С некоторых пор к Эркабаю зачастили люди, приезжавшие из разных городов, чаще из Прибалтики. Дом Эркабая старый; похож на коровник. Без полов. Много раз мы предлагали Эркабаю помочь привести дом в порядок, но он только махал рукой. Ничего, кроме раскладушки и нескольких грязных одеял, в доме не было. Как приезжие устраивались там на ночь, нам всем было непонятно, особенно после того, как я в .качестве бригадира проверил у некоторых из них документы. Все приезжие оказались людьми с образованием, а некоторые даже научными сотрудниками, литераторами, учеными! Несколько раз я видел у Эркабая киноактера Сабира Жанзакова, которого до этого часто видел по телевизору. С их появлением Эркабай внешне преобразился — стал носить рубашку до пят, которую сам себе сшил, бусы, значки.
Однажды Эркабай на несколько недель исчез, а появившись, объявил, что был в Москве, где был принят известными людьми, которые изучают его и прибегают к его помощи.
В ауле, однако, Эркабаю никто не поверил, поскольку люди знают его как «дурачка» — человека никчемного, хотя и безобидного, открытого...
Из заключения судебно-психиатрической экспертизы в отношении Эркабая Юнусова
«...Мышление последовательное, с тенденцией к конкретности, суждения порой примитивны, что подтверждается экспериментально-психологическим исследованием. Запас приобретенных знаний мал, круг интересов ограничен бытовыми подробностями.
Критические способности не нарушены.
На основании изложенного комиссия приходит к выводу: Эркабай Юнусов психическим заболеванием не страдал и не страдает, а обнаруживает остаточные явления травматического поражения головного мозга без изменений со стороны психики, что не лишает его возможности отдавать себе отчет в своих действиях и руководить ими. В период времени, относящийся к инкриминируемому деянию, также не отмечалось признаков временного болезненного расстройства душевной деятельности. Это подтверждается сохранностью у него в тот период ориентировки и речевого контакта с окружающими, целенаправленным характером его действий при отсутствии признаков болезненного толкования реальной действительности...»
Подписи:
Главный эксперт, член Академии наук СССР, академик...
Консультант, член-корреспондент Академии наук...
Свидетель ЯСЮЛЯВИЧЮС М. И., 27 лет, образование высшее, адвокат, г. Вильнюс
— Расскажите о своей встрече с Камалом Досымбетовым на квартире Сильвестрова. О чем вы говорили?
— Камал мне очень понравился. Держался с достоинством, в то же время очень сдержанно, интеллигентно. Было такое чувство, что он понимает с полуслова, о чем бы с ним ни заговорили. Кроме того, сильнейшее биополе!

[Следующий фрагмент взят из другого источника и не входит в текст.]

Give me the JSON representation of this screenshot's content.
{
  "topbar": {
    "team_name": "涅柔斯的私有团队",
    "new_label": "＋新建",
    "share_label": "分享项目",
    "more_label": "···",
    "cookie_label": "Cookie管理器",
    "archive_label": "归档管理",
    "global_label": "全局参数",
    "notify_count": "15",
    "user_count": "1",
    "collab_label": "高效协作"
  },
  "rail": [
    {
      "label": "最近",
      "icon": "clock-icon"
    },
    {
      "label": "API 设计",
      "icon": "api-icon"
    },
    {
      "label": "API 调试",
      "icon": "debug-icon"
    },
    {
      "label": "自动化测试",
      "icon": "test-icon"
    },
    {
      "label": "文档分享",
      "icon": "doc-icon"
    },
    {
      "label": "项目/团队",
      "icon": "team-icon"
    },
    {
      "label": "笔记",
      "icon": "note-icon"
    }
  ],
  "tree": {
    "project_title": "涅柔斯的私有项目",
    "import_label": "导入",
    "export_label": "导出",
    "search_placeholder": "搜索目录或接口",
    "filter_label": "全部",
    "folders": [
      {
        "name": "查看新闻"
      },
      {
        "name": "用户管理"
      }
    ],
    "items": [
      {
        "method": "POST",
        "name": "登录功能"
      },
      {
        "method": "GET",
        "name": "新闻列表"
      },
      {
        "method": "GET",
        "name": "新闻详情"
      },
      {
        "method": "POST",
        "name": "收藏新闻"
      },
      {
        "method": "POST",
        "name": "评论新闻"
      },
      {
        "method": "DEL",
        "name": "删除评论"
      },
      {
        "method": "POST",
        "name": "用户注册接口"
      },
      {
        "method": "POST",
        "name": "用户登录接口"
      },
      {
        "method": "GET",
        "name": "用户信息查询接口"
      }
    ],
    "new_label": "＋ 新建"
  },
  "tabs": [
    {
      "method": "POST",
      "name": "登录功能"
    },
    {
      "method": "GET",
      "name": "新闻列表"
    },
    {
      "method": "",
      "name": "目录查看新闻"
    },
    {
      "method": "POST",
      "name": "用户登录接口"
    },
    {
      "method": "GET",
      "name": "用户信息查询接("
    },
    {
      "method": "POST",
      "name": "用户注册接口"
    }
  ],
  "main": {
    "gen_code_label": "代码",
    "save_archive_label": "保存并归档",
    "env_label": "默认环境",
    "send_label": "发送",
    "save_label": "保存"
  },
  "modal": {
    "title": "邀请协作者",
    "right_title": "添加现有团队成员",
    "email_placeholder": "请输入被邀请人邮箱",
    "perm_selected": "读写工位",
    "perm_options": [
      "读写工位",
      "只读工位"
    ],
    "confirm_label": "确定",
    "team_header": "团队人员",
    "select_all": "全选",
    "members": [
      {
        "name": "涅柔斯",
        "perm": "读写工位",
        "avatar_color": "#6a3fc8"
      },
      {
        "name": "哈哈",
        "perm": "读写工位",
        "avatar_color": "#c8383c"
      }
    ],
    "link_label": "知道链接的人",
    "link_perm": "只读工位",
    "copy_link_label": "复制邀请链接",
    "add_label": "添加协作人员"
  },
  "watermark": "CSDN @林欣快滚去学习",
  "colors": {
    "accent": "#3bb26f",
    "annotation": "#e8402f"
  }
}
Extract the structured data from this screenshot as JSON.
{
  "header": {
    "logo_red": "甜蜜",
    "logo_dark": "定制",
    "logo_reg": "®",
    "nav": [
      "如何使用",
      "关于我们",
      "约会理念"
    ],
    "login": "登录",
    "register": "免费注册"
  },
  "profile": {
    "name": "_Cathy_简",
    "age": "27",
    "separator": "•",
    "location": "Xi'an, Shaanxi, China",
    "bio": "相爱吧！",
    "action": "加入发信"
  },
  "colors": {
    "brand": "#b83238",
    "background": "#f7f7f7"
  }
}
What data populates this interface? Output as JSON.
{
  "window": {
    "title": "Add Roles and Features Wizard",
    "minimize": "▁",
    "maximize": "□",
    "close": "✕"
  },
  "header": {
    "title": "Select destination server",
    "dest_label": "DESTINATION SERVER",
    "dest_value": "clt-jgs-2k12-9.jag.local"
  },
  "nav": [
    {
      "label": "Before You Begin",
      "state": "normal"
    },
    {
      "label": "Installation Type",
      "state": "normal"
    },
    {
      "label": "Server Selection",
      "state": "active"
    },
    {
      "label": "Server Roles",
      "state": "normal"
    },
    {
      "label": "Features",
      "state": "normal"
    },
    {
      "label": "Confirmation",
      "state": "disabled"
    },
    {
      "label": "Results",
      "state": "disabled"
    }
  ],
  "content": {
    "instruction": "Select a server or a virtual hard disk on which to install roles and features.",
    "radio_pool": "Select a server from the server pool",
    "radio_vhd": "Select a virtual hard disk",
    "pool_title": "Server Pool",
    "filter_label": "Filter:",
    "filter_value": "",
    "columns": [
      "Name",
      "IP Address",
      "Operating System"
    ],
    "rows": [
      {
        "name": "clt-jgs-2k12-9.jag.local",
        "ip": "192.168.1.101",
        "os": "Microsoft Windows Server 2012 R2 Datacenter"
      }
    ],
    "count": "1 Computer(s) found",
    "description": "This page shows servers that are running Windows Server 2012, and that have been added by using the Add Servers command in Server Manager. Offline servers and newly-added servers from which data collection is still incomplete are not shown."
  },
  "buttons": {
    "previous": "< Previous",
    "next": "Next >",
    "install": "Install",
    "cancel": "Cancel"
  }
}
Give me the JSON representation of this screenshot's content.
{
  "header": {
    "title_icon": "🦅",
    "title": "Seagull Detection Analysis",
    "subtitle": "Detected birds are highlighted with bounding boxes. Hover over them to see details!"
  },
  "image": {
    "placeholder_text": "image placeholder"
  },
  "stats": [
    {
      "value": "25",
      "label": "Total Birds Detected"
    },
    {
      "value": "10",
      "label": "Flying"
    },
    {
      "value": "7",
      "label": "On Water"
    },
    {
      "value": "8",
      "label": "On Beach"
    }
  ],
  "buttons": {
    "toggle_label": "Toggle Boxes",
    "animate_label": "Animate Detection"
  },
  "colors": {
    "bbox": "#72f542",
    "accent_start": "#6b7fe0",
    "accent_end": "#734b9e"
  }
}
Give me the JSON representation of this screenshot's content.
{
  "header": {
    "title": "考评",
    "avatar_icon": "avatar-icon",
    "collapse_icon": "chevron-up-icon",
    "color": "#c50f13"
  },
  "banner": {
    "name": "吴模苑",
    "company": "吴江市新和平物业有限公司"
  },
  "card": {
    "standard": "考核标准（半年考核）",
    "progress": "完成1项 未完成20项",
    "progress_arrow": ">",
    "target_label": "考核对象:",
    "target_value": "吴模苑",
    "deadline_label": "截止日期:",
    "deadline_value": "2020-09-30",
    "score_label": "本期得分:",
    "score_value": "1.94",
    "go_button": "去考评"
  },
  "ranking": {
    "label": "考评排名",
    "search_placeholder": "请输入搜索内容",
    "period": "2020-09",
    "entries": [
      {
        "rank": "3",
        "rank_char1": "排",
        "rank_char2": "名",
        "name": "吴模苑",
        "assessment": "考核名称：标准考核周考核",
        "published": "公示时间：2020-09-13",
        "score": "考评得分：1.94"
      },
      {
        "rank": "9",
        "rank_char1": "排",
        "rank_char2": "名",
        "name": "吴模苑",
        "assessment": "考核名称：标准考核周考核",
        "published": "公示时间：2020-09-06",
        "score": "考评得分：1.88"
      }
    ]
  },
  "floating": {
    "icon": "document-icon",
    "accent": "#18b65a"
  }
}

— Вылечил ли он кого-нибудь из ваших знакомых?
— Кажется, нет.
— А Эркабай?
— Тоже. Правда, должен сказать, что когда я приезжал в Каракалпакию, и они были оба, то примерно через неделю у меня пропадала экзема на руках, которой я обычно страдаю.
— Результат биополя? А может, просто оттого, что вы были на отдыхе? Ничего не делали?
— Признаться, я об этом не задумывался.
— Что вы думаете по поводу их средств к существованию? Эркабай жил на средства, которые ему подавали как милостыню. А Досымбетов?
— Я никогда его об этом не спрашивал. Говорили, что он должен возглавлять институт...
— Рекомендовался ли Камал экстрасенсом?
— Нет. Но в этом и не было нужды! Все и так это знали! Кроме того, рекомендательное письмо главного редактора!
— Кто вам сказал о нем? Сам Досымбетов?
— Для этого он достаточно скромен. С содержанием письма меня ознакомили люди из его окружения.
— Вам показали оригинал?
— Нет. С письма были сделаны десятки, если не сотни ксерокопий. Узнал я также, что Камал занимался развитием своих способностей в известной лаборатории на Фурманном переулке и является наиболее квалифицированным экспертом по розыску людей, имеющих уникальные способности в области экстрасенсорики. Один из присутствовавших рассказал, что Камал прошел школу монашества в одном из буддийских монастырей специально для углубления наших познаний о применяемых монахами приемах психорегуляции...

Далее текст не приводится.